Deciding to plug an increasingly attractive loophole that has recently fueled the growth political activity of tax-exempt and nonprofit groups, the high court upheld the law’s ban on national, state and local party committees, and their agents or subsidiaries, from soliciting any funds for, or making or directing any donations to, any group set up under 501(c) or 527 of the tax code.

Dozens of nonprofit groups, often with close ties to party organizations, have sprung up recently with a mission to engage in voter mobilization and get-out-the-vote drives. The lower court ruling in May had allowed party organizations and officials to solicit funds on behalf of these nonprofit groups.

But the high court’s majority reversed that holding, siding with the authors of the law who foresaw one way that money would flow into the accounts of nonprofit groups that do not have to disclose anything about the source of their contributions.

The opinion determined that attempts to plug this expected new loophole was “entirely reasonable. The history of Congress efforts at campaign finance reform well demonstrates that candidates, donors, and parties test the limits of the current law,” the court said.

Without the ban on solicitations, national, state and local party committees would have significant incentives to mobilize their formidable fundraising apparatuses, including the peddling of access to federal officeholders, into the service of like-minded tax-exempt organizations that conduct activities benefiting their candidates,” Stevens and O’Connor wrote in their opinion.

“It is clear that officeholders and party groups can’t solicit funds for” nonprofit groups engaged in election-related activity, said Trevor Potter, general counsel to the Campaign Legal Center. “To the extent they can raise funds without the participation of officeholders and party officials, they are free to do so.”

But party organizations would be free to donate any hard money funds raised to tax-exempt or nonprofit groups, the court ruled.

“We have found no evidence that Congress was concerned about, much less that it intended to prohibit, donations of money already fully regulated by FECA,” the court said.

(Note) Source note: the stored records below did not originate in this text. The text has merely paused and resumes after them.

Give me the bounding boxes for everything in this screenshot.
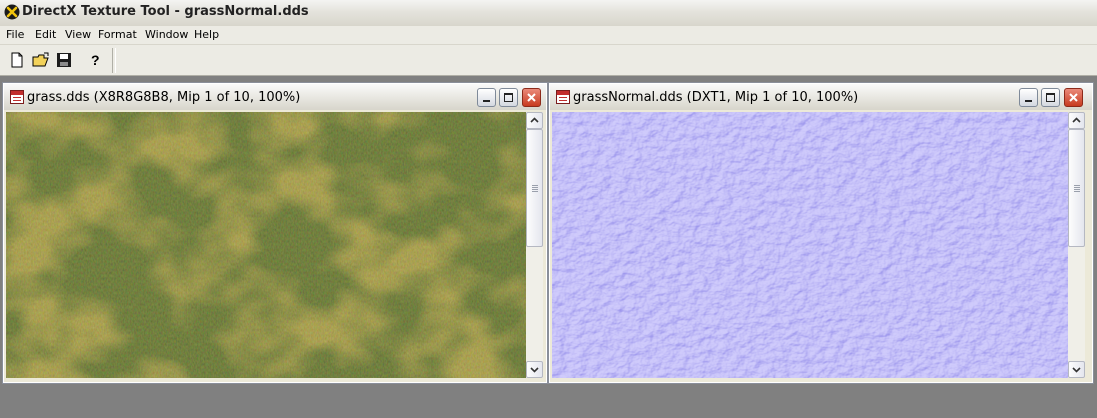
vertical-scrollbar[interactable] bbox=[1068, 112, 1085, 378]
close-icon bbox=[527, 93, 536, 102]
menu-help[interactable]: Help bbox=[194, 28, 219, 41]
grass-texture-image bbox=[6, 112, 526, 378]
maximize-button[interactable] bbox=[1041, 88, 1060, 107]
app-title-bar[interactable]: DirectX Texture Tool - grassNormal.dds bbox=[0, 0, 1097, 27]
new-icon[interactable] bbox=[8, 51, 26, 69]
document-title-bar[interactable]: grass.dds (X8R8G8B8, Mip 1 of 10, 100%) bbox=[4, 84, 546, 110]
svg-text:?: ? bbox=[91, 52, 100, 68]
scroll-up-button[interactable] bbox=[1068, 112, 1085, 129]
close-button[interactable] bbox=[522, 88, 541, 107]
scroll-up-button[interactable] bbox=[526, 112, 543, 129]
document-window-grass[interactable]: grass.dds (X8R8G8B8, Mip 1 of 10, 100%) bbox=[2, 82, 548, 384]
close-icon bbox=[1069, 93, 1078, 102]
menu-file[interactable]: File bbox=[6, 28, 24, 41]
directx-logo-icon bbox=[4, 4, 20, 20]
chevron-down-icon bbox=[1072, 367, 1081, 373]
chevron-down-icon bbox=[530, 367, 539, 373]
open-icon[interactable] bbox=[32, 51, 50, 69]
chevron-up-icon bbox=[1072, 117, 1081, 123]
normal-map-texture-image bbox=[552, 112, 1068, 378]
dds-file-icon bbox=[556, 90, 570, 104]
maximize-icon bbox=[1046, 93, 1055, 102]
close-button[interactable] bbox=[1064, 88, 1083, 107]
help-icon[interactable]: ? bbox=[86, 51, 104, 69]
scroll-thumb[interactable] bbox=[526, 129, 543, 247]
app-title: DirectX Texture Tool - grassNormal.dds bbox=[22, 4, 309, 19]
normal-map-texture-view[interactable] bbox=[552, 112, 1068, 378]
dds-file-icon bbox=[10, 90, 24, 104]
minimize-button[interactable] bbox=[477, 88, 496, 107]
vertical-scrollbar[interactable] bbox=[526, 112, 543, 378]
toolbar: ? bbox=[0, 45, 1097, 76]
grass-texture-view[interactable] bbox=[6, 112, 526, 378]
menu-format[interactable]: Format bbox=[98, 28, 137, 41]
maximize-button[interactable] bbox=[499, 88, 518, 107]
menu-view[interactable]: View bbox=[65, 28, 91, 41]
scroll-down-button[interactable] bbox=[1068, 361, 1085, 378]
menu-edit[interactable]: Edit bbox=[35, 28, 56, 41]
menu-window[interactable]: Window bbox=[145, 28, 188, 41]
document-title: grass.dds (X8R8G8B8, Mip 1 of 10, 100%) bbox=[27, 90, 301, 105]
minimize-icon bbox=[1025, 100, 1032, 102]
document-title-bar[interactable]: grassNormal.dds (DXT1, Mip 1 of 10, 100%… bbox=[550, 84, 1092, 110]
maximize-icon bbox=[504, 93, 513, 102]
toolbar-separator bbox=[112, 48, 116, 73]
menu-bar: File Edit View Format Window Help bbox=[0, 26, 1097, 45]
document-title: grassNormal.dds (DXT1, Mip 1 of 10, 100%… bbox=[573, 90, 859, 105]
scroll-thumb[interactable] bbox=[1068, 129, 1085, 247]
scroll-down-button[interactable] bbox=[526, 361, 543, 378]
document-window-grass-normal[interactable]: grassNormal.dds (DXT1, Mip 1 of 10, 100%… bbox=[548, 82, 1094, 384]
chevron-up-icon bbox=[530, 117, 539, 123]
save-icon[interactable] bbox=[55, 51, 73, 69]
minimize-button[interactable] bbox=[1019, 88, 1038, 107]
minimize-icon bbox=[483, 100, 490, 102]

Don Simon, general counsel for Common Cause, characterized the decision as not simply an affirmation of the law, but a “sweeping” affirmation of the worldview behind the law.

“As Buckley defined the constitiuonal field in this area for a generation, so too does this opinion,” Simon said.

In a statement, National Republican Congressional Committee Chairman Tom Reynolds (R-N.Y.) said the Supreme Court decision would cripple Democrats.

“Today’s ruling breaks the Democrats’ back,” said Reynolds, who insisted that “Republicans will continue to out-raise Democrats.”

Plaintiffs in the lawsuit who challenged the increased hard money limits in the new law were disappointed by the court’s decision.

“The court has turned a blind eye to the interests of non-wealthy voters,” said Dana Mason, a representative with the state Public Interest Research Groups, which worked closely with other groups such as the National Voting Rights Institutes, the Fannie Lou Hamer Projects and other in opposing the doubling of hard money limits in BCRA.

“The concerns of ordinary Americans, whose voices are drowned out by those who can write $2,000 checks, fell on deaf ears when the court upheld the increase in hard money limits,” Mason said.